The odd psychological effect of suicide-bombing on the population it attacks is perhaps its most dangerous aspect. The perpetrator is now beyond punishment and the thirst for revenge of the victims and their countrymen remains unquenched. Suicide-bombing not only reflects the most ruthless and bigoted side of those behind it, but stimulates the most ruthless and bigoted side of those who consider themselves under attack. In the absence of a living culprit, the desire for vengeance is directed at the innocent people that share the bomber’s religion, country or skin-colour. After the September 11th attacks, American fury was vented on Afghanistan, when the Taliban fell too quickly and Osama escaped, they were quite ready to wreak the remaining vengeance on a country that had had nothing to do with the attacks. The London bombers dead, Britain turned on its own Muslims, sympathising with none and suspecting all. (Despite 99% polled by the Telegraph rejecting the violent destruction of Western society). Suicide bombers, in effectively carrying out their own death sentence, make their innocent countrymen the target for retaliation. Though the responsibility for the murder of civilians lies solely with the murderer, by cluster-bomb or explosive jacket, the suicide-bomber by nature escalates the racist "clashes of civilisations" and entrenches the prejudices that drive them.
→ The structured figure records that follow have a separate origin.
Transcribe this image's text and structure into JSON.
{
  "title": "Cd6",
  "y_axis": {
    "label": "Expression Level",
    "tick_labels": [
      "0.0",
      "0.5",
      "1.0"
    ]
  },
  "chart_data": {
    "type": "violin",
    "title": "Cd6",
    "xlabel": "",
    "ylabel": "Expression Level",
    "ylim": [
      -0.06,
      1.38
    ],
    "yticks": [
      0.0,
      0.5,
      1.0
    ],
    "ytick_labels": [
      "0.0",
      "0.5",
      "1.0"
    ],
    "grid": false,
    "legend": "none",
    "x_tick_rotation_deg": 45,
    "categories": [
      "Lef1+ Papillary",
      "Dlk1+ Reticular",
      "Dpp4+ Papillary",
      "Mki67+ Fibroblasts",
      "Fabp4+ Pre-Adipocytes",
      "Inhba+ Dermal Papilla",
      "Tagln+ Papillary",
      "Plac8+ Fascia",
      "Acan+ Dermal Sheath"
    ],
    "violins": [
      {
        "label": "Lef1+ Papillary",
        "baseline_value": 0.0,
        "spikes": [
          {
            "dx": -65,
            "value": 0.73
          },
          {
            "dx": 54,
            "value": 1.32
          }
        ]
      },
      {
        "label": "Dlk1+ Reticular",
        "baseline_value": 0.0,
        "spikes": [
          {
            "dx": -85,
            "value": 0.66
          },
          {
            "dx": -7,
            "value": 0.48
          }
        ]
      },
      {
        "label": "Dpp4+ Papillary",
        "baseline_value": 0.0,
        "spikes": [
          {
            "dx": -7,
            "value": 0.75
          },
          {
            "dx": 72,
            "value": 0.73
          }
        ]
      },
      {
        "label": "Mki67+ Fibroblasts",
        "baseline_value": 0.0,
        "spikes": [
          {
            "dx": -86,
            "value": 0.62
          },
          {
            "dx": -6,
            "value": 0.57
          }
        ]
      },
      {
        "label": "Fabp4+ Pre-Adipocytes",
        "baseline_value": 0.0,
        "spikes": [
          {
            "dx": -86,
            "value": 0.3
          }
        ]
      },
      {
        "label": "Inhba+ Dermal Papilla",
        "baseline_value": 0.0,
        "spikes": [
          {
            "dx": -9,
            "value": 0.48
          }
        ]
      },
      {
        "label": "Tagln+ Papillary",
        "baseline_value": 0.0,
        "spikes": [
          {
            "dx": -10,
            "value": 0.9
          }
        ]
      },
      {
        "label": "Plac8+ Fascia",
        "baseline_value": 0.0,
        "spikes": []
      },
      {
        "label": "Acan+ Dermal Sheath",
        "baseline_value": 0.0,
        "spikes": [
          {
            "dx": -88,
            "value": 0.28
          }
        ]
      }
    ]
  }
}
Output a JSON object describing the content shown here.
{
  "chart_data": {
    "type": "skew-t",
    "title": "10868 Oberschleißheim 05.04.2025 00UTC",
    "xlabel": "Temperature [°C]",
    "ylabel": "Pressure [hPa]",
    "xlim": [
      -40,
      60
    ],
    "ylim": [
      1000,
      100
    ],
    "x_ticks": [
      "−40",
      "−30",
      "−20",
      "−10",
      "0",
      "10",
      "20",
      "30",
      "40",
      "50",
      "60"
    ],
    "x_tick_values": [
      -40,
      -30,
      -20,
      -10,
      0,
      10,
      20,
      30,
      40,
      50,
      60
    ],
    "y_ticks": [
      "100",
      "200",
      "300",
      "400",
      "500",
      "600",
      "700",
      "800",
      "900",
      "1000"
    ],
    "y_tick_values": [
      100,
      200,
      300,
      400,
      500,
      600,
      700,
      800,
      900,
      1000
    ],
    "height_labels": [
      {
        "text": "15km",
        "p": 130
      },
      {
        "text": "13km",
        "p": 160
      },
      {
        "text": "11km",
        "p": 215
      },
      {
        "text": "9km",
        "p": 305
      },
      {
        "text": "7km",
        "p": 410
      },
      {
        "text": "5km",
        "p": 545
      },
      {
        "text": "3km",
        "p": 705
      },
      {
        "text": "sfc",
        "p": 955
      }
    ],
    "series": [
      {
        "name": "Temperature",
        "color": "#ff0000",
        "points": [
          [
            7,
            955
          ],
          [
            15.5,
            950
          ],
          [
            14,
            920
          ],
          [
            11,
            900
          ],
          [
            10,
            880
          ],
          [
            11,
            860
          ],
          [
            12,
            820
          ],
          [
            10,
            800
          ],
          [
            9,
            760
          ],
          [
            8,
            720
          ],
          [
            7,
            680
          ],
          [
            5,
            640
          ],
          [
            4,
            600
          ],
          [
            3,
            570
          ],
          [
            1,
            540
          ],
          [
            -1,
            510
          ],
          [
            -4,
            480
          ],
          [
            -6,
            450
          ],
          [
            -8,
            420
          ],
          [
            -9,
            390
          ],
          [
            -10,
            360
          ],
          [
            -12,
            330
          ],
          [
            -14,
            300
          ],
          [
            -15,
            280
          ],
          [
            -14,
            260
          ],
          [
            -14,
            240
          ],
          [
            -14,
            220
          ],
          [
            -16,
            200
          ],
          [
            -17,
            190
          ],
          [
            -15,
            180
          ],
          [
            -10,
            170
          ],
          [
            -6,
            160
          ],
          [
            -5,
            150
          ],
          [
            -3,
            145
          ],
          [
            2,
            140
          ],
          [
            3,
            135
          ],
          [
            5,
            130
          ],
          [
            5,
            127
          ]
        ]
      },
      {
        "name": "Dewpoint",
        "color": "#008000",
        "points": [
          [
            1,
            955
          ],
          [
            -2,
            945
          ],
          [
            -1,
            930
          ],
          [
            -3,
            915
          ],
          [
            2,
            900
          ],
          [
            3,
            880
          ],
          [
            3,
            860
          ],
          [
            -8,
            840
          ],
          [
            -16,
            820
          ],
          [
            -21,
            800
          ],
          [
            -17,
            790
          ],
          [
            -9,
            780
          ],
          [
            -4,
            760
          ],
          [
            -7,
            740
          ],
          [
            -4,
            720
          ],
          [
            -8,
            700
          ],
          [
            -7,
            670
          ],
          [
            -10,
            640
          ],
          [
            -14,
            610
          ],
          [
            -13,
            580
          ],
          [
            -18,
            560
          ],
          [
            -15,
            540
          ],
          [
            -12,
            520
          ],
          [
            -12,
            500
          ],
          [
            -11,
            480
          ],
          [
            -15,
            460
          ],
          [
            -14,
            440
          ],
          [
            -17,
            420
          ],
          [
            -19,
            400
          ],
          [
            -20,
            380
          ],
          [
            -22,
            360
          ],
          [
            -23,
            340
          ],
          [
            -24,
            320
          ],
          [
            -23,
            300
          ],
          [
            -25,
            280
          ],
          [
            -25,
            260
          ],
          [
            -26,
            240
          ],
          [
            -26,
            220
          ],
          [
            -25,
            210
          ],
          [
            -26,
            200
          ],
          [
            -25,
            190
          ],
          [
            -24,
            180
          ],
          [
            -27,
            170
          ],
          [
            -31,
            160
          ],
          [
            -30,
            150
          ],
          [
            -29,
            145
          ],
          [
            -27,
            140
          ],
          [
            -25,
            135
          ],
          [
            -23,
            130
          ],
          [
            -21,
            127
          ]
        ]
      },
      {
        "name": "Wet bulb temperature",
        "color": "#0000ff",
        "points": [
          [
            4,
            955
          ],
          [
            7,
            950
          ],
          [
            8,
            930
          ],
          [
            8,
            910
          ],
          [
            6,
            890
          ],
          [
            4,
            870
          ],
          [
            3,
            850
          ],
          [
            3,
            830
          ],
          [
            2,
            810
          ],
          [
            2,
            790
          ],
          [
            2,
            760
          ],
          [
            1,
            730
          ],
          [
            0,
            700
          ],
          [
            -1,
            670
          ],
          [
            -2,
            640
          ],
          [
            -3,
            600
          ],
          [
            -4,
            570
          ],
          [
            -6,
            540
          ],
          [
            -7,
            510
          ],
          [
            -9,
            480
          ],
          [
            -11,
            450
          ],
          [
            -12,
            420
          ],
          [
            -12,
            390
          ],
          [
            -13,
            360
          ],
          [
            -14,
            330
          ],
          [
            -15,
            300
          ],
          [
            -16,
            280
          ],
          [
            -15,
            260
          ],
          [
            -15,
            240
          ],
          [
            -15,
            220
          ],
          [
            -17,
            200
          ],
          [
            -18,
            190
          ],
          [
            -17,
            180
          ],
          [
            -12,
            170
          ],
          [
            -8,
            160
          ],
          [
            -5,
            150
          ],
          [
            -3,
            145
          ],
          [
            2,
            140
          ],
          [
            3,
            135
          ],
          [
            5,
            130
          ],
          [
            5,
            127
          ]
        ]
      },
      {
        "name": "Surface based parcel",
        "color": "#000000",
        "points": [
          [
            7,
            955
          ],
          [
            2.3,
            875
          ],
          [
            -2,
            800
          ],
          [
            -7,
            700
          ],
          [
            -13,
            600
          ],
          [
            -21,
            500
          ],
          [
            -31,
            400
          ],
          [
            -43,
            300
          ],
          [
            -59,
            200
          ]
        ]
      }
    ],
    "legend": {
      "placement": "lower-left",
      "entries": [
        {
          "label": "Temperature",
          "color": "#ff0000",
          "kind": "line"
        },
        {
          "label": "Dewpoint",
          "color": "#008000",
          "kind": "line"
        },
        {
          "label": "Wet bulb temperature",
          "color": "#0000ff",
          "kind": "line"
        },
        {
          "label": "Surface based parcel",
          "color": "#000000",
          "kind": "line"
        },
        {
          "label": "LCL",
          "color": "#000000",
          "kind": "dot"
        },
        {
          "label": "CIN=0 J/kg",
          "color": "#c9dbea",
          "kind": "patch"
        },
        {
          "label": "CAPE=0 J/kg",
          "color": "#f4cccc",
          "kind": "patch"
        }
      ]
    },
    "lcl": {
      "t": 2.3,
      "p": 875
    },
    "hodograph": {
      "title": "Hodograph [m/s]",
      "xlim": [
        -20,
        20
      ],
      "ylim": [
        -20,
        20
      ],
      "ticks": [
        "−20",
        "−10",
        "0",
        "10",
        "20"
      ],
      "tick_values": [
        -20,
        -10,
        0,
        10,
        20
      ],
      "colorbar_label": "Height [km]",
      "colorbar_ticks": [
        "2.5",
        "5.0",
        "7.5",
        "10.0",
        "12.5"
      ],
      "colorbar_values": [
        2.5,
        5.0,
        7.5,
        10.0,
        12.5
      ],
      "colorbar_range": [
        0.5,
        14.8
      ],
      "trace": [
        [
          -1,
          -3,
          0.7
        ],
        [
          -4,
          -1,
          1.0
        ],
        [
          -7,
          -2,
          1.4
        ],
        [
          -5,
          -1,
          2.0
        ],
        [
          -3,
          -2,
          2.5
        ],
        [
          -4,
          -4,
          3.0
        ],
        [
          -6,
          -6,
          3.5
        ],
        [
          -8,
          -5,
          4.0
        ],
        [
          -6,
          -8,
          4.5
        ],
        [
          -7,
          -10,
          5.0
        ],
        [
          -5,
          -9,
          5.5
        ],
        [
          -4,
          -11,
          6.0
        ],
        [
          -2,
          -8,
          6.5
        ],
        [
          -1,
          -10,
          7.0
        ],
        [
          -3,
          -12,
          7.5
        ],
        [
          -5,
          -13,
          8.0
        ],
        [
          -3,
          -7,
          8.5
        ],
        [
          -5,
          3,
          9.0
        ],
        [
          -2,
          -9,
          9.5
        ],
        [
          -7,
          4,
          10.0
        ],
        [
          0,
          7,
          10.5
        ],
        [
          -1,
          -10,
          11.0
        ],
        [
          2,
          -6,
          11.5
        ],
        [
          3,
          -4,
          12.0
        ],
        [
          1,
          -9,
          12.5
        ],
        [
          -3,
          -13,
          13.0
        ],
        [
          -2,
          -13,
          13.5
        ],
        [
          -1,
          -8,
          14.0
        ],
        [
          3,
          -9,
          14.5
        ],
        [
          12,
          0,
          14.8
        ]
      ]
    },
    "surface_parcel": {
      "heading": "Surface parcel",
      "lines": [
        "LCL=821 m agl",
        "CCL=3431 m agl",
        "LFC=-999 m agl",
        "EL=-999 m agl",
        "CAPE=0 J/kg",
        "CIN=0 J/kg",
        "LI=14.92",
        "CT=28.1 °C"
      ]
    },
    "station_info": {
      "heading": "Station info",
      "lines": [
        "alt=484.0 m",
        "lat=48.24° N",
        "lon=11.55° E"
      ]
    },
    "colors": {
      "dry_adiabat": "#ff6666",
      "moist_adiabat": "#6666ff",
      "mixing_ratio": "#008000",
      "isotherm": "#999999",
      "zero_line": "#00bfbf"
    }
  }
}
Both “terrorist” paramilitaries and State armed forces are quite willing to sacrifice civilians for their cause, the sole difference is whether the deliberate slaughter of innocents advances this cause enough to justify the cost of munitions. If we are to dress total war as just war, we must emphasise the differences between the total war of our enemies, carried out because of a frightening ideology that hates its enemies more than it loves its own life, and our own total war, carried out through sheer homicidal negligence. The chief distinction then is not whether the Great Satan from the desert will sacrifice innocent lives for his cause in a margianally nastier way then we will, but that, at a time when our warfare is safer and safer for its practitioners, he will sacrifice himself. But for the passing child killed in the blast, the distinctions between suicide-bombing and aerial bombardment and between deliberate and collateral damage mean nothing.

29 July 2006

I have a blog now

I've always had ideas, written essays, come up with theories, and apart from one article wondering why everyone's so mean to Linkin Park (below), never got anything published, never even really tried. So I'm putting my ideas, mostly theoretical, up on here for nobody and his dog to read. Incidentally, my dog can read. All the posts before this one are old essays, roughly dated from when I guess I probably wrote them.

Some of this used to be on LiveJournal but it's probably gone by now.